En las distancias cortas, Mendoza transmite elegancia y serenidad, aunque se adivina con cierta facilidad ese lado mordaz que deja más para la prosa. Su porte ayuda, si ustedes me lo permiten, alto y delgado, muy afectuoso en el trato, ajeno a lisonjas y solemnidades, a pesar de la solemnidad indiscutible de este premio que ha recibido, y dispuesto a ver el lado cómico de las cosas, o el lado surrealista. Porque la mirada de Mendoza, como la de sus personajes, no es otra que la de la perplejidad ante el mundo. «Piensas que los demás deben de estar locos, pero entre esos ‘demás’ uno tiene que incluirse».
La locura del presente sólo se soporta con humor, yo diría. Pero a Mendoza ya le sucedió eso en 1975, cuando estaba en Nueva York como traductor de la ONU. Ya lo he contado más veces, y, en verdad, es algo bien conocido. Su conexión con lo anglosajón, como recientemente en Londres, ha modulado también su prosa y su forma de ver la vida. Cuando Franco murió (sale en sus novelas), él y sus amigos sintieron algo así como el teatro que se cae de pronto, o de una vez, y deja ver la pared desnuda. Eso me contó en 2020, en una larga charla. «En Nueva York estábamos bien, alejados de todo, porque de España allí no se hablaba, pero bien. Era como una cápsula espacial, aunque con basura y el Studio 54. Flotábamos, sin más. Y la muerte de Franco nos llegó por teléfono unas horas antes, claro, porque estábamos en NY. Nos miramos y no supimos qué hacer. Otra vez asustados por un futuro incierto. Fuimos a tomar un whisky, eso sí. Me di cuenta de que habíamos convertido el franquismo en un chiste, pero lo cierto es que no tenía ninguna gracia. Me suelo rebelar contra los chistes de políticos, porque les quita responsabilidad, no sé. Ahora hay muchísimos chistes de Trump, claro, y a veces pienso que eso puede ser una mala señal». Cosas así me decía Mendoza. Por supuesto, me he alegrado muchísimo de su premio, tan merecido. Y me gustaría que escribiera hasta el último día, para seguir siendo eso que dijo en su discurso: «un proveedor de felicidad». Como el que lleva felicidad a tu casa en una noche de domingo, cuando las alacenas están vacías y el lunes es ya una amenaza.

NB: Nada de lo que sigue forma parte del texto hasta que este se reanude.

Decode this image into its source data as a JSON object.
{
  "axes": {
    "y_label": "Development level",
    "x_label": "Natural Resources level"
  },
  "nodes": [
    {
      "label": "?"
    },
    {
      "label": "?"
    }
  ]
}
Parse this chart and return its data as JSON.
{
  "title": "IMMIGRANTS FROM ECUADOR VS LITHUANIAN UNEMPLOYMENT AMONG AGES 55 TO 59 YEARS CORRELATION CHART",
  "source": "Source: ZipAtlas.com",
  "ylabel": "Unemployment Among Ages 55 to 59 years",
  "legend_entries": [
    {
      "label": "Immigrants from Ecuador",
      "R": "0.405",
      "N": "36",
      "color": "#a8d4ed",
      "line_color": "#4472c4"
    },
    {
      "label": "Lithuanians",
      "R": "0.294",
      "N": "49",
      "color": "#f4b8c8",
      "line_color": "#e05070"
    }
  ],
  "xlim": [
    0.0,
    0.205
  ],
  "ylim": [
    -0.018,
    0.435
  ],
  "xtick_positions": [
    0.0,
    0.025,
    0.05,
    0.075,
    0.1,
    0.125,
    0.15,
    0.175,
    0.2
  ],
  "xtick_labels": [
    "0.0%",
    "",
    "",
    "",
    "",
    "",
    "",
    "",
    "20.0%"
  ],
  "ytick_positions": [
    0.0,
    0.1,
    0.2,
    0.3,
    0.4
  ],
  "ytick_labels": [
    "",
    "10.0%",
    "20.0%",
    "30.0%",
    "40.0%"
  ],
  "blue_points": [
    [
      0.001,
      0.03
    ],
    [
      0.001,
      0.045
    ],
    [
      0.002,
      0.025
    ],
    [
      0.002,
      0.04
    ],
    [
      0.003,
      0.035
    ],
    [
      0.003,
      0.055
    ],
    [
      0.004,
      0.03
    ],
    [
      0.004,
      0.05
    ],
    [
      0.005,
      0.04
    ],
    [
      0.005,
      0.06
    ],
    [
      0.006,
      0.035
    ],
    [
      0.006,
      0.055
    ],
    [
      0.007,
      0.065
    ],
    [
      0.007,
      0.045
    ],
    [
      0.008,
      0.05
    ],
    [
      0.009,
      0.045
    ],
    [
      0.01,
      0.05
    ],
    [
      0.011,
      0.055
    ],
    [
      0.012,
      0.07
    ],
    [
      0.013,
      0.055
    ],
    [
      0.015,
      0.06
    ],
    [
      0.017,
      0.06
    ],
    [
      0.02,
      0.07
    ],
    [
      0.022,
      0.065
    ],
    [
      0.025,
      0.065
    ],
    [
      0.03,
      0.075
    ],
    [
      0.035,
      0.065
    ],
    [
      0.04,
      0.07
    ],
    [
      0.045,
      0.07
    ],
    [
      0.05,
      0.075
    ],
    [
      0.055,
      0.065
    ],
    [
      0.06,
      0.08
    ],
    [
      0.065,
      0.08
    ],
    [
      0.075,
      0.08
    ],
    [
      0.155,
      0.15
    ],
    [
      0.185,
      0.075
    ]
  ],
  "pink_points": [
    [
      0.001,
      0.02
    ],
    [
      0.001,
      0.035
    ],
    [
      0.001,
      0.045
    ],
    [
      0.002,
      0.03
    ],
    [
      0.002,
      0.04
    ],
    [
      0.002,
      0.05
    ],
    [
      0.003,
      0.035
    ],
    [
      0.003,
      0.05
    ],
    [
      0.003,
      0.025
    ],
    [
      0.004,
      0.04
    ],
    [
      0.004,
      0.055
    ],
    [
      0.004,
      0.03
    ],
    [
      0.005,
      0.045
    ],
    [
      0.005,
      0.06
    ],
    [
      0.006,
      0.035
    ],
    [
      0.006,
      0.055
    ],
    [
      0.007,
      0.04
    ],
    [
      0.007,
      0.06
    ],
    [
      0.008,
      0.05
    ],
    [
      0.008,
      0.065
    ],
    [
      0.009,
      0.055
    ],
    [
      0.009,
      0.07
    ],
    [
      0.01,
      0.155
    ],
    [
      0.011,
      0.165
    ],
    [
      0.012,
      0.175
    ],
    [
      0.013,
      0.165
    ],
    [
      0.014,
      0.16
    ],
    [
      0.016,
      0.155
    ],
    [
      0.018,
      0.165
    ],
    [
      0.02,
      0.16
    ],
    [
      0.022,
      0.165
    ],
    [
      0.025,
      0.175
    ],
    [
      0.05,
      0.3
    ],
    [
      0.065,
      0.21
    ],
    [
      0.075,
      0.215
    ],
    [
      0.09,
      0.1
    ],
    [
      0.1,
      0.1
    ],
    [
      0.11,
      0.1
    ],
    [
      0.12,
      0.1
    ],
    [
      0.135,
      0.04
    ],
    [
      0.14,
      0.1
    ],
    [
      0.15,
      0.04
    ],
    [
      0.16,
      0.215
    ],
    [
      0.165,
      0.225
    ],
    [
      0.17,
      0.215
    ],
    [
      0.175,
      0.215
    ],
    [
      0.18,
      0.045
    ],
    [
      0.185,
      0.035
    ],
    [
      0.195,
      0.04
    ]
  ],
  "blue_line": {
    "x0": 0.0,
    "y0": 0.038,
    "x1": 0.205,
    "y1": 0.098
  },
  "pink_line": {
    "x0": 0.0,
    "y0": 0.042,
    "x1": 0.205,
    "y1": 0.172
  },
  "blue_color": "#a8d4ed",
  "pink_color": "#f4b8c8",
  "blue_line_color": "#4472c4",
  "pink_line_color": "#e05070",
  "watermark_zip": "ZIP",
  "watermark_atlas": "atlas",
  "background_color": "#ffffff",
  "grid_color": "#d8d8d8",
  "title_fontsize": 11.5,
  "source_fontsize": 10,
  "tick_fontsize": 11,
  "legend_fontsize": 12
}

Llevo ya varios años seducido por Byung-Chul Han, otro de los premiados en Oviedo. Tiene un look cosmopolita, es asiático y es europeo, bastante alemán y quizás algo francés. Su discurso me pareció brillante, aunque tal vez previsible, como sus libros (todos son grandes éxitos). Ha recibido críticas (hasta se le ‘acusa’ de millonario… siendo filósofo: no es millonario, explica, pero mucha gente cree que el intelectual o el escritor ha de ser necesariamente pobre para ser creíble. Qué cosas). Han dice cosas que conoces, pero las dice maravillosamente bien. Algunos se asombran de que, leyéndolo, uno sienta la necesidad de exclamar: «claro, claro, eso es». En Oviedo dijo que ya hemos sido abducidos por los móviles, aunque parezca que somos nosotros los que los manejamos. Quizás su librito más conocido (suelen ser breves, pero intensos) sea ‘La sociedad del cansancio’ (Herder). Sus aproximaciones a la vida contemplativa y al elogio de la inactividad me seducen, precisamente porque esta es la sociedad del rendimiento máximo. Hay, dice, una “libertad obligada de maximizar el rendimiento. El exceso de trabajo (…) se convierte en autoexplotación”. En fin, son grandes verdades de este tiempo. Si queréis, otro día hablamos.